4600-CR PULSE RIGGING BY NAFED EXPOSED

                   From Our Bureau
NEW DELHI: The National Productivity Council (NPC), an autonomous government research agency under Commerce Minister Piyush Goyal, has confirmed an expose by the Reporters Collective back in December 2021 that NAFED under the Agriculture Ministry rigged the auction of pulses of over Rs 4,600 crore to benefit a few big millers.

Even after the NPC findings and recommendation to immediately scrap the exchequer-unfriendly auction process where the millers bid for contracts to process raw pulses and deliver them to the states. However, after the Collective’s expose, NAFED stopped milling the pulses for welfare schemes and the Consumer Affairs Department decided in February to distribute only the raw pulses to the state to mill themselves.
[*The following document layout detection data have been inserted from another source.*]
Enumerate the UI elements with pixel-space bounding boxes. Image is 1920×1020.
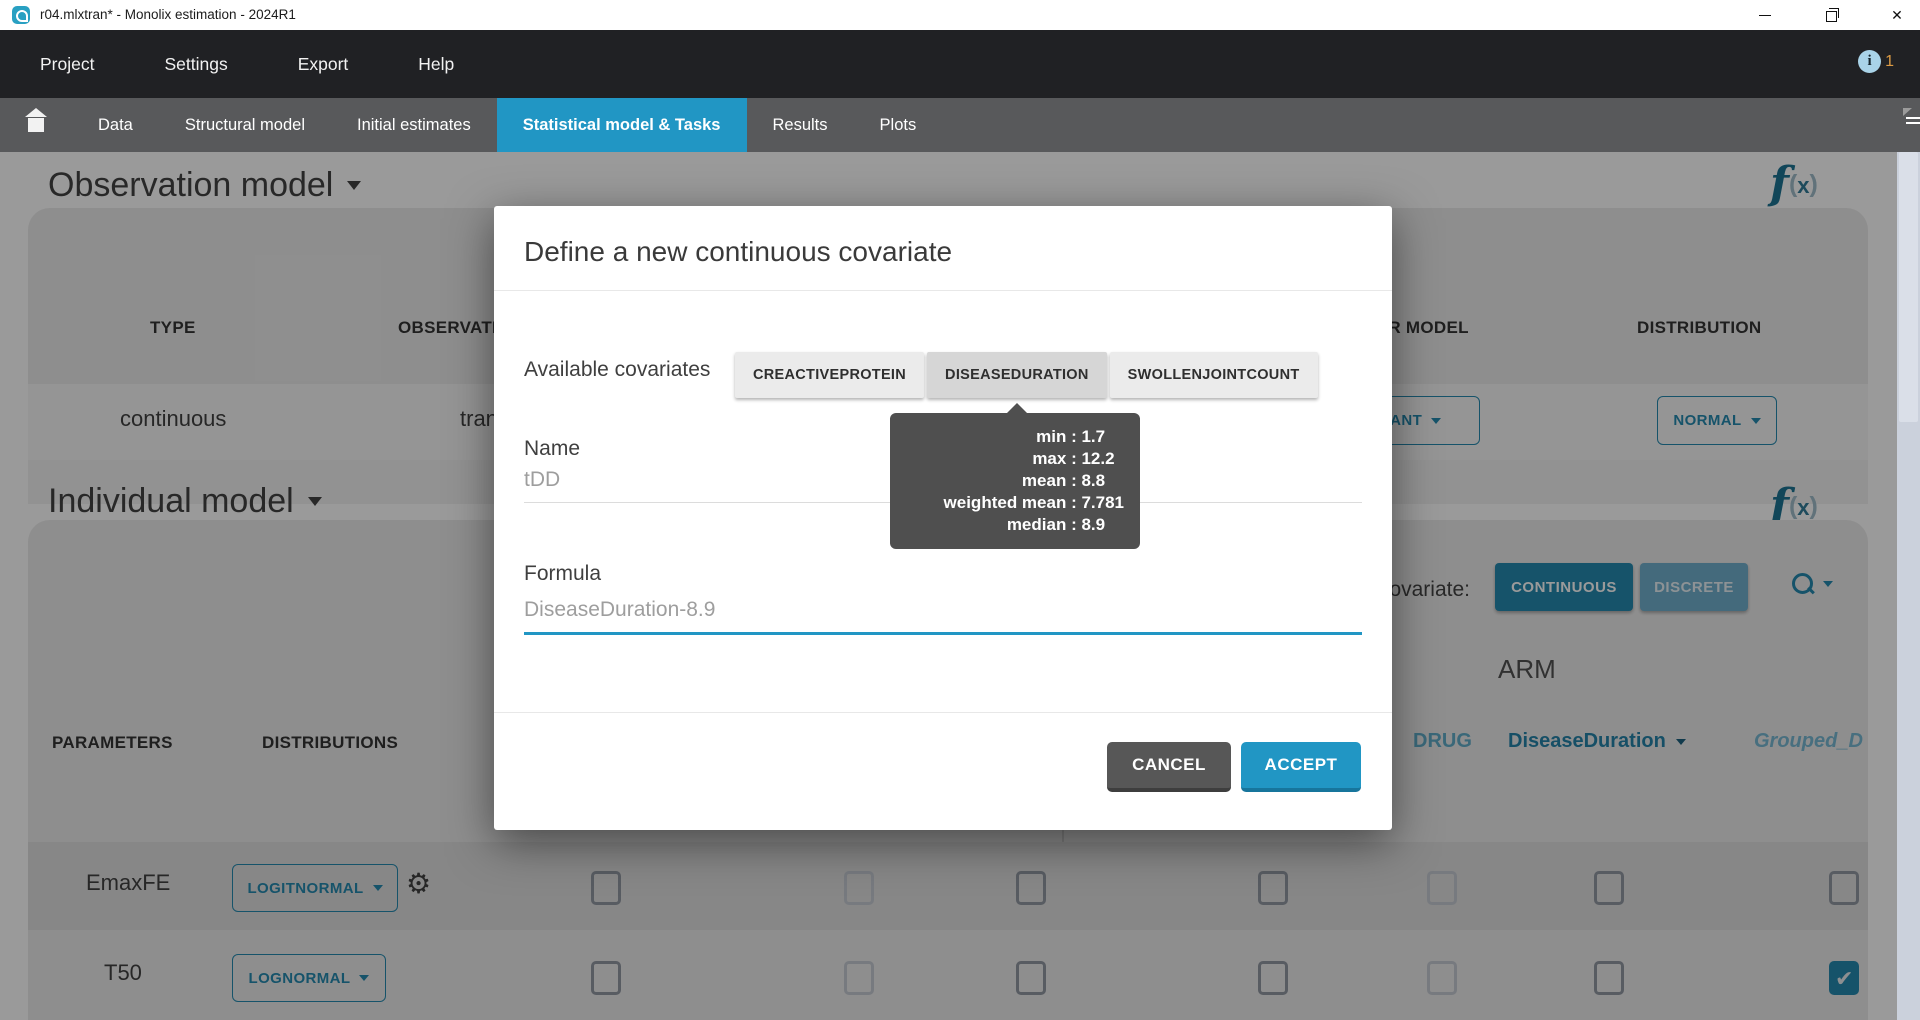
notification-count: 1 xyxy=(1885,53,1894,71)
define-covariate-dialog: Define a new continuous covariate Availa… xyxy=(494,206,1392,830)
close-button[interactable]: ✕ xyxy=(1874,0,1920,30)
covariate-diseaseduration-button[interactable]: DISEASEDURATION xyxy=(927,352,1107,398)
menu-export[interactable]: Export xyxy=(263,54,384,75)
dialog-title: Define a new continuous covariate xyxy=(524,236,952,268)
stat-label: median xyxy=(906,514,1081,536)
maximize-button[interactable] xyxy=(1808,0,1854,30)
stat-label: max xyxy=(906,448,1081,470)
available-covariates-label: Available covariates xyxy=(524,358,710,382)
minimize-icon xyxy=(1759,15,1771,16)
vertical-scrollbar[interactable] xyxy=(1897,152,1920,1020)
tab-structural-model[interactable]: Structural model xyxy=(159,98,331,152)
tab-statistical-model-tasks[interactable]: Statistical model & Tasks xyxy=(497,98,747,152)
menu-project[interactable]: Project xyxy=(5,54,129,75)
tab-bar: Data Structural model Initial estimates … xyxy=(0,98,1920,152)
tab-initial-estimates[interactable]: Initial estimates xyxy=(331,98,497,152)
scrollbar-thumb[interactable] xyxy=(1899,152,1918,422)
menu-help[interactable]: Help xyxy=(383,54,489,75)
divider xyxy=(494,712,1392,713)
tab-home[interactable] xyxy=(0,98,72,152)
covariate-swollenjointcount-button[interactable]: SWOLLENJOINTCOUNT xyxy=(1110,352,1318,398)
stat-value: 1.7 xyxy=(1081,426,1124,448)
window-title: r04.mlxtran* - Monolix estimation - 2024… xyxy=(40,7,296,22)
stat-value: 12.2 xyxy=(1081,448,1124,470)
stat-label: weighted mean xyxy=(906,492,1081,514)
menu-bar: Project Settings Export Help i 1 xyxy=(0,30,1920,98)
stat-value: 8.8 xyxy=(1081,470,1124,492)
divider xyxy=(494,290,1392,291)
formula-input[interactable] xyxy=(524,598,1362,635)
stat-value: 8.9 xyxy=(1081,514,1124,536)
cancel-button[interactable]: CANCEL xyxy=(1107,742,1231,792)
covariate-stats-tooltip: min 1.7 max 12.2 mean 8.8 weighted mean … xyxy=(890,413,1140,549)
tab-results[interactable]: Results xyxy=(747,98,854,152)
stat-value: 7.781 xyxy=(1081,492,1124,514)
minimize-button[interactable] xyxy=(1742,0,1788,30)
close-icon: ✕ xyxy=(1891,8,1903,22)
covariate-creactiveprotein-button[interactable]: CREACTIVEPROTEIN xyxy=(735,352,924,398)
accept-button[interactable]: ACCEPT xyxy=(1241,742,1361,792)
tab-plots[interactable]: Plots xyxy=(854,98,943,152)
tab-data[interactable]: Data xyxy=(72,98,159,152)
name-label: Name xyxy=(524,437,580,461)
formula-label: Formula xyxy=(524,562,601,586)
notifications-button[interactable]: i 1 xyxy=(1858,50,1894,73)
maximize-icon xyxy=(1826,11,1837,22)
home-icon xyxy=(25,116,47,134)
menu-settings[interactable]: Settings xyxy=(129,54,262,75)
stat-label: mean xyxy=(906,470,1081,492)
title-bar: r04.mlxtran* - Monolix estimation - 2024… xyxy=(0,0,1920,30)
info-icon: i xyxy=(1858,50,1881,73)
stat-label: min xyxy=(906,426,1081,448)
available-covariates-group: CREACTIVEPROTEIN DISEASEDURATION SWOLLEN… xyxy=(735,352,1318,398)
app-logo-icon xyxy=(12,6,30,24)
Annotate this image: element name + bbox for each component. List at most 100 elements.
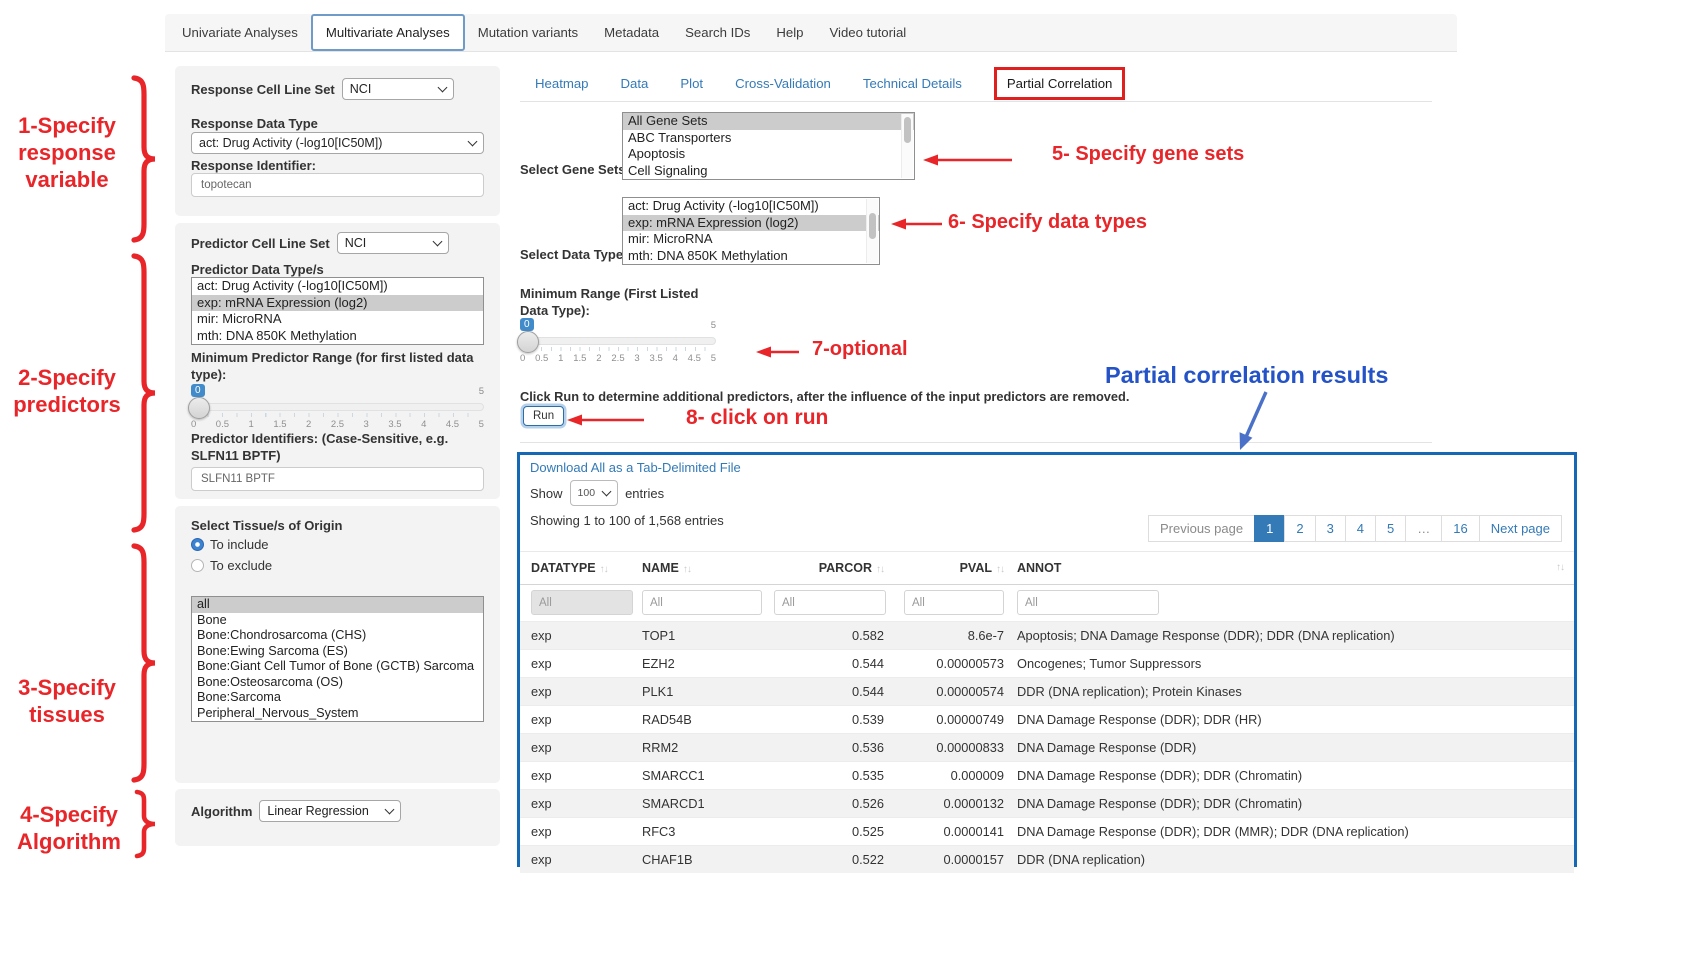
- tab[interactable]: Heatmap: [535, 76, 589, 91]
- predictor-type-option[interactable]: exp: mRNA Expression (log2): [192, 295, 483, 312]
- page-button[interactable]: 16: [1441, 515, 1479, 542]
- response-identifier-input[interactable]: topotecan: [191, 173, 484, 197]
- filter-input-parcor[interactable]: [774, 590, 886, 615]
- tissue-option[interactable]: Bone:Sarcoma: [192, 690, 483, 706]
- page-button[interactable]: …: [1405, 515, 1442, 542]
- response-cell-line-select[interactable]: NCI: [342, 78, 454, 100]
- predictor-identifiers-input[interactable]: SLFN11 BPTF: [191, 467, 484, 491]
- predictor-type-option[interactable]: act: Drug Activity (-log10[IC50M]): [192, 278, 483, 295]
- gene-sets-listbox[interactable]: All Gene SetsABC TransportersApoptosisCe…: [622, 112, 915, 180]
- cell-annot: Apoptosis; DNA Damage Response (DDR); DD…: [1004, 628, 1574, 643]
- cell-pval: 0.00000749: [884, 712, 1004, 727]
- data-types-listbox[interactable]: act: Drug Activity (-log10[IC50M])exp: m…: [622, 197, 880, 265]
- filter-input-pval[interactable]: [904, 590, 1004, 615]
- download-link[interactable]: Download All as a Tab-Delimited File: [530, 460, 741, 475]
- page-size-select[interactable]: 100: [570, 480, 619, 506]
- tissue-option[interactable]: all: [192, 597, 483, 613]
- column-header-datatype[interactable]: DATATYPE: [520, 561, 642, 575]
- tab[interactable]: Technical Details: [863, 76, 962, 91]
- listbox-scrollbar[interactable]: [901, 114, 913, 178]
- sort-icon[interactable]: [683, 564, 691, 575]
- filter-input-name[interactable]: [642, 590, 762, 615]
- filter-input-annot[interactable]: [1017, 590, 1159, 615]
- run-button[interactable]: Run: [523, 406, 564, 426]
- tissue-option[interactable]: Bone:Chondrosarcoma (CHS): [192, 628, 483, 644]
- tick-label: 5: [479, 419, 484, 430]
- slider-max-label: 5: [479, 386, 484, 397]
- slider-handle[interactable]: [517, 331, 539, 353]
- page-button[interactable]: 5: [1375, 515, 1406, 542]
- cell-pval: 0.00000573: [884, 656, 1004, 671]
- sort-icon[interactable]: [876, 564, 884, 575]
- response-data-type-select[interactable]: act: Drug Activity (-log10[IC50M]): [191, 132, 484, 154]
- nav-item[interactable]: Multivariate Analyses: [311, 14, 465, 51]
- tissue-option[interactable]: Bone:Osteosarcoma (OS): [192, 675, 483, 691]
- tick-label: 0.5: [535, 353, 548, 364]
- data-type-option[interactable]: exp: mRNA Expression (log2): [623, 215, 879, 232]
- tab[interactable]: Plot: [680, 76, 703, 91]
- sort-icon[interactable]: [996, 564, 1004, 575]
- page-button[interactable]: 3: [1315, 515, 1346, 542]
- nav-item[interactable]: Metadata: [591, 14, 672, 51]
- nav-item[interactable]: Mutation variants: [465, 14, 591, 51]
- slider-track[interactable]: [520, 337, 716, 345]
- page-button[interactable]: 1: [1254, 515, 1285, 542]
- cell-annot: DNA Damage Response (DDR); DDR (Chromati…: [1004, 768, 1574, 783]
- radio-include[interactable]: [191, 538, 204, 551]
- tissue-option[interactable]: Peripheral_Nervous_System: [192, 706, 483, 722]
- data-type-option[interactable]: mir: MicroRNA: [623, 231, 879, 248]
- sort-icon[interactable]: [1556, 562, 1564, 573]
- table-row: exp EZH2 0.544 0.00000573 Oncogenes; Tum…: [520, 649, 1574, 677]
- tissue-option[interactable]: Bone:Giant Cell Tumor of Bone (GCTB) Sar…: [192, 659, 483, 675]
- data-types-label: Select Data Types: [520, 247, 630, 262]
- cell-name: CHAF1B: [642, 852, 774, 867]
- cell-pval: 0.0000141: [884, 824, 1004, 839]
- page-button[interactable]: Previous page: [1148, 515, 1255, 542]
- algorithm-select[interactable]: Linear Regression: [259, 800, 401, 822]
- predictor-data-types-listbox[interactable]: act: Drug Activity (-log10[IC50M])exp: m…: [191, 277, 484, 345]
- page-button[interactable]: 2: [1284, 515, 1315, 542]
- tab[interactable]: Data: [621, 76, 649, 91]
- gene-set-option[interactable]: ABC Transporters: [623, 130, 914, 147]
- cell-annot: DDR (DNA replication); Protein Kinases: [1004, 684, 1574, 699]
- predictor-type-option[interactable]: mth: DNA 850K Methylation: [192, 328, 483, 345]
- gene-set-option[interactable]: All Gene Sets: [623, 113, 914, 130]
- column-header-parcor[interactable]: PARCOR: [774, 561, 884, 575]
- nav-item[interactable]: Search IDs: [672, 14, 763, 51]
- tick-label: 0: [191, 419, 196, 430]
- tab[interactable]: Cross-Validation: [735, 76, 831, 91]
- gene-set-option[interactable]: Apoptosis: [623, 146, 914, 163]
- tissue-option[interactable]: Bone: [192, 613, 483, 629]
- data-type-option[interactable]: mth: DNA 850K Methylation: [623, 248, 879, 265]
- column-header-annot[interactable]: ANNOT: [1004, 561, 1574, 575]
- page-button[interactable]: Next page: [1479, 515, 1562, 542]
- tissue-option[interactable]: Bone:Ewing Sarcoma (ES): [192, 644, 483, 660]
- tick-label: 4: [673, 353, 678, 364]
- tissue-listbox[interactable]: allBoneBone:Chondrosarcoma (CHS)Bone:Ewi…: [191, 596, 484, 722]
- section-divider: [520, 442, 1432, 443]
- tab[interactable]: Partial Correlation: [994, 67, 1126, 100]
- nav-item[interactable]: Video tutorial: [816, 14, 919, 51]
- chevron-down-icon: [468, 137, 478, 147]
- slider-track[interactable]: [191, 403, 484, 411]
- slider-handle[interactable]: [188, 397, 210, 419]
- red-brace-2: [128, 252, 160, 534]
- red-arrow-gene-sets: [922, 152, 1014, 168]
- gene-set-option[interactable]: Cell Signaling: [623, 163, 914, 180]
- chevron-down-icon: [437, 83, 447, 93]
- radio-exclude[interactable]: [191, 559, 204, 572]
- tick-label: 5: [711, 353, 716, 364]
- column-header-name[interactable]: NAME: [642, 561, 774, 575]
- annotation-step6: 6- Specify data types: [948, 211, 1147, 234]
- filter-input-datatype[interactable]: [531, 590, 633, 615]
- nav-item[interactable]: Help: [763, 14, 816, 51]
- sort-icon[interactable]: [600, 564, 608, 575]
- predictor-cell-line-select[interactable]: NCI: [337, 232, 449, 254]
- column-header-pval[interactable]: PVAL: [884, 561, 1004, 575]
- listbox-scrollbar[interactable]: [866, 199, 878, 263]
- data-type-option[interactable]: act: Drug Activity (-log10[IC50M]): [623, 198, 879, 215]
- nav-item[interactable]: Univariate Analyses: [169, 14, 311, 51]
- chevron-down-icon: [602, 487, 612, 497]
- page-button[interactable]: 4: [1345, 515, 1376, 542]
- predictor-type-option[interactable]: mir: MicroRNA: [192, 311, 483, 328]
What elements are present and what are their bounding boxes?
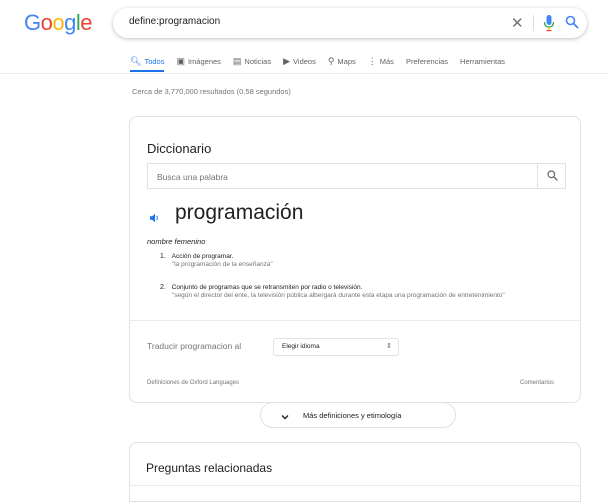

The auction process replacing the conventional method helped the millers to rip the government of tonnes of pulses meant for the poor and the armed forces, lowering the guard against the millers supplying poor quality pulses. The NPC, a government agency, found how the Centre’s modified auction rules allowed the millers to corner the pulses and sell them at a profit in the open market.

The Reporters’ Collective, a collaborative reporting on the public interest issues, attributed the expose to  reporters Shreegireesh Jalihal under the guidance of its editor Nitin Sethi. The full report is published in the web news channel of the Wire.

NAFED wasn’t short of warnings. The Comptroller and auditor general (CAG) of India had previously red-flagged similar bidding to the rice millers in Andhra Pradesh that caused a loss of Rs 1,195 crore to the exchequer. Instead, it scaled up the auction method to the national level in pulses and didn’t bother to prescribe any minimum to put the millers under check.

The government’s decision in 2015 to encourage farmers grow more pulses to overcome the dal crunch and buy up all their production resulted in a pile up with the government. NAFED jumped in 2017 with a proposal to give away ready-to-cook pulses under various welfare schemes and set up an auction platform.

Instead of an age-old government policy to give work contracts to the lowest bidder, NAFED asked the millers to quote the higher “out-of-turn ratio” (OTR) to process the raw pulses. OTR is a term for the ratio of quantity of the final ready-to-cook pulses a millers churns out from the raw commodity they receive.

For example, a miller takes 100 kg of raw pulses and produces 80 kg of the processed dal, but supplies only 70 kg to the government, retaining 10 kg of dal for its transportation and other costs and profit. Lower the OTR, the higher the profit. NAFED failed to limit the millers’ take-away in the business to syphon off the government pulses in the open market to make profits.

The auction method has been now abandoned since February after the expose and NAFED has to supply only the raw pulses to the states to let them handle their processing.